The Samsung Galaxy Nexus is the first phone to ship with Android 4.0 “Ice Cream Sandwich” pre-installed as its operating system—and it’s coming to Verizon Wireless next month—but early customers in Europe have been reporting problems with the phone’s volume level: the device’s audio volume will drop to nothing for seemingly no reason, after which the device’s hardware volume controls become unresponsive. Early Galaxy Nexus customers have been flooding user support forums over the issue, and now both Samsung and Google have confirmed that they’re aware of the problem—and a fix should be coming soon.
“Regarding the Galaxy Nexus, we are aware of the volume issue and have developed a fix,” Samsung UK said in a statement. “We will update devices as soon as possible.”
Google released a nearly identical statement.
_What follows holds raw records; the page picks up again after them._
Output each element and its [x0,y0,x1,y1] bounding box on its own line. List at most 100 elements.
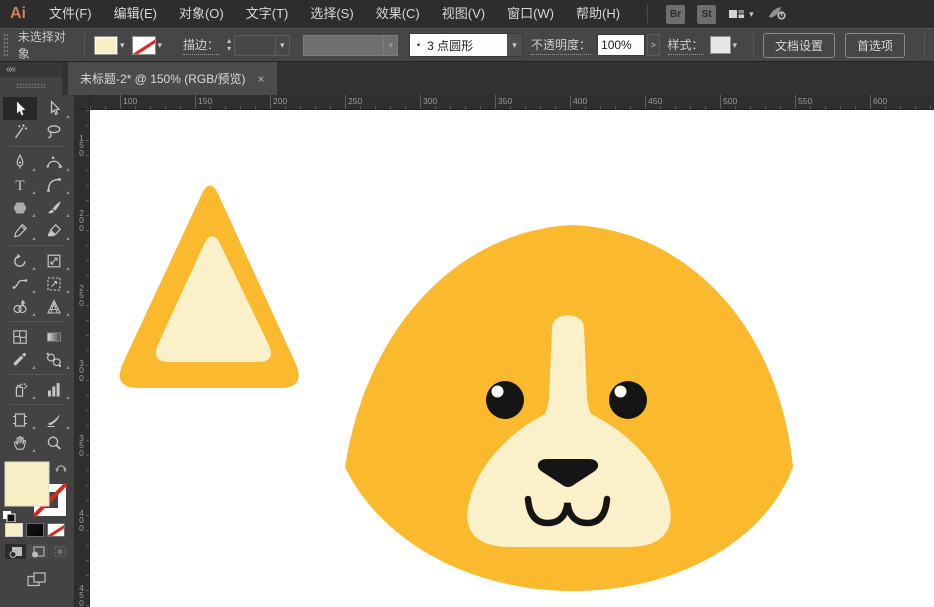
polygon-tool[interactable] [3,196,37,219]
slice-tool[interactable] [37,408,71,431]
hand-tool[interactable] [3,431,37,454]
direct-selection-tool[interactable] [37,97,71,120]
menu-item-0[interactable]: 文件(F) [38,0,103,28]
ruler-tick [85,350,89,351]
shape-builder-tool[interactable] [3,295,37,318]
stroke-color-control[interactable]: ▾ [131,35,163,55]
gpu-performance-icon[interactable] [766,4,788,25]
menu-item-6[interactable]: 视图(V) [431,0,496,28]
brush-definition-dropdown[interactable]: • 3 点圆形 ▾ [409,33,523,57]
paintbrush-tool[interactable] [37,196,71,219]
none-button[interactable] [47,523,65,537]
arc-tool[interactable] [37,173,71,196]
scale-tool[interactable] [37,249,71,272]
ruler-label: 300 [423,96,438,106]
symbol-sprayer-tool[interactable] [3,378,37,401]
close-tab-icon[interactable]: × [258,72,265,86]
curvature-icon [46,155,62,168]
menu-item-4[interactable]: 选择(S) [299,0,364,28]
menu-item-1[interactable]: 编辑(E) [103,0,168,28]
symbol-sprayer-icon [15,382,28,397]
stroke-weight-dropdown[interactable]: ▾ [234,34,290,56]
artboard-tool[interactable] [3,408,37,431]
brush-field[interactable]: • 3 点圆形 [410,34,507,56]
eraser-tool[interactable] [37,219,71,242]
pen-tool[interactable] [3,150,37,173]
selection-status: 未选择对象 [17,30,66,61]
dog-left-eye[interactable] [486,381,524,419]
swap-fill-stroke-icon[interactable] [55,465,67,473]
opacity-expand-button[interactable]: > [647,34,660,56]
blend-tool[interactable] [37,348,71,371]
preferences-button[interactable]: 首选项 [845,32,906,58]
menu-item-3[interactable]: 文字(T) [235,0,300,28]
ruler-tick [270,95,271,109]
flyout-indicator [66,396,69,399]
ruler-tick [300,105,301,109]
menu-item-8[interactable]: 帮助(H) [565,0,631,28]
default-fill-stroke-icon[interactable] [3,511,16,523]
lasso-tool[interactable] [37,120,71,143]
mesh-tool[interactable] [3,325,37,348]
fill-color-swatch[interactable] [93,35,118,55]
selection-tool[interactable] [3,97,37,120]
brush-dropdown-button[interactable]: ▾ [507,34,522,56]
panel-drag-handle[interactable] [16,83,46,88]
lasso-icon [47,124,61,138]
slice-icon [47,413,60,427]
draw-behind-button[interactable] [27,544,48,559]
shaper-tool[interactable] [3,219,37,242]
workspace-layout-icon [729,10,745,18]
gradient-tool[interactable] [37,325,71,348]
free-transform-tool[interactable] [37,272,71,295]
menu-item-5[interactable]: 效果(C) [365,0,431,28]
width-tool[interactable] [3,272,37,295]
menu-item-7[interactable]: 窗口(W) [496,0,565,28]
ruler-tick [840,105,841,109]
ruler-tick [495,95,496,109]
workspace-switcher[interactable]: ▾ [728,6,754,22]
eyedropper-tool[interactable] [3,348,37,371]
opacity-label[interactable]: 不透明度： [531,36,592,55]
chevron-down-icon: ▾ [157,39,163,50]
ruler-tick [165,105,166,109]
ruler-tick [765,105,766,109]
dog-right-eye[interactable] [609,381,647,419]
separator [84,33,85,57]
vertical-ruler[interactable]: 1 5 0 2 0 0 2 5 0 3 0 0 3 5 0 4 0 0 4 5 0 [75,110,90,607]
gradient-button[interactable] [26,523,44,537]
canvas[interactable] [90,110,934,607]
screen-mode-icon[interactable] [26,571,48,593]
magic-wand-tool[interactable] [3,120,37,143]
curvature-tool[interactable] [37,150,71,173]
document-setup-button[interactable]: 文档设置 [763,32,836,58]
rotate-tool[interactable] [3,249,37,272]
ruler-tick [85,320,89,321]
ruler-tick [85,125,89,126]
fill-indicator[interactable] [4,461,50,507]
control-bar-grip[interactable] [3,33,8,57]
color-button[interactable] [5,523,23,537]
ruler-tick [405,105,406,109]
stroke-weight-stepper[interactable]: ▴ ▾ [227,37,231,53]
draw-normal-button[interactable] [5,544,26,559]
ruler-origin-corner[interactable] [75,95,90,110]
menu-item-2[interactable]: 对象(O) [168,0,235,28]
bridge-button[interactable]: Br [666,4,686,24]
style-swatch-control[interactable]: ▾ [709,36,737,54]
document-tab[interactable]: 未标题-2* @ 150% (RGB/预览) × [68,62,277,95]
horizontal-ruler[interactable]: 100 150 200 250 300 350 400 450 500 550 600 [90,95,934,110]
zoom-tool[interactable] [37,431,71,454]
fill-color-control[interactable]: ▾ [93,35,125,55]
column-graph-tool[interactable] [37,378,71,401]
collapse-panel-button[interactable]: «« [0,63,16,76]
stroke-weight-label[interactable]: 描边： [183,36,220,55]
opacity-input[interactable] [597,34,646,56]
style-swatch[interactable] [709,36,731,54]
type-tool[interactable]: T [3,173,37,196]
perspective-grid-tool[interactable] [37,295,71,318]
stroke-none-swatch[interactable] [131,35,156,55]
scale-icon [47,254,61,267]
stock-button[interactable]: St [697,4,717,24]
style-label[interactable]: 样式： [667,36,704,55]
The bug is particularly problematic for listening to music or using other media, or relying on alarms or other audio alerts.
Neither company elaborated on the cause of the problem—debate has been raging whether it is in hardware or software—or detailed when a fix might be available. Some retailers have promised customers a fix will be available before the end of the month, although it’s not clear they have any concrete information on which to base those reassurances.
Speculation from hardware-savvy members of the Android community (like this one from Lee Johnston) seems to have centered on radio interference as the cause of the problem, with Google’s “fix” for the device basically amounting to increasing the threshold for what the device consideres to be user input on the volume controls, rather then random fluctuations caused by EM interference.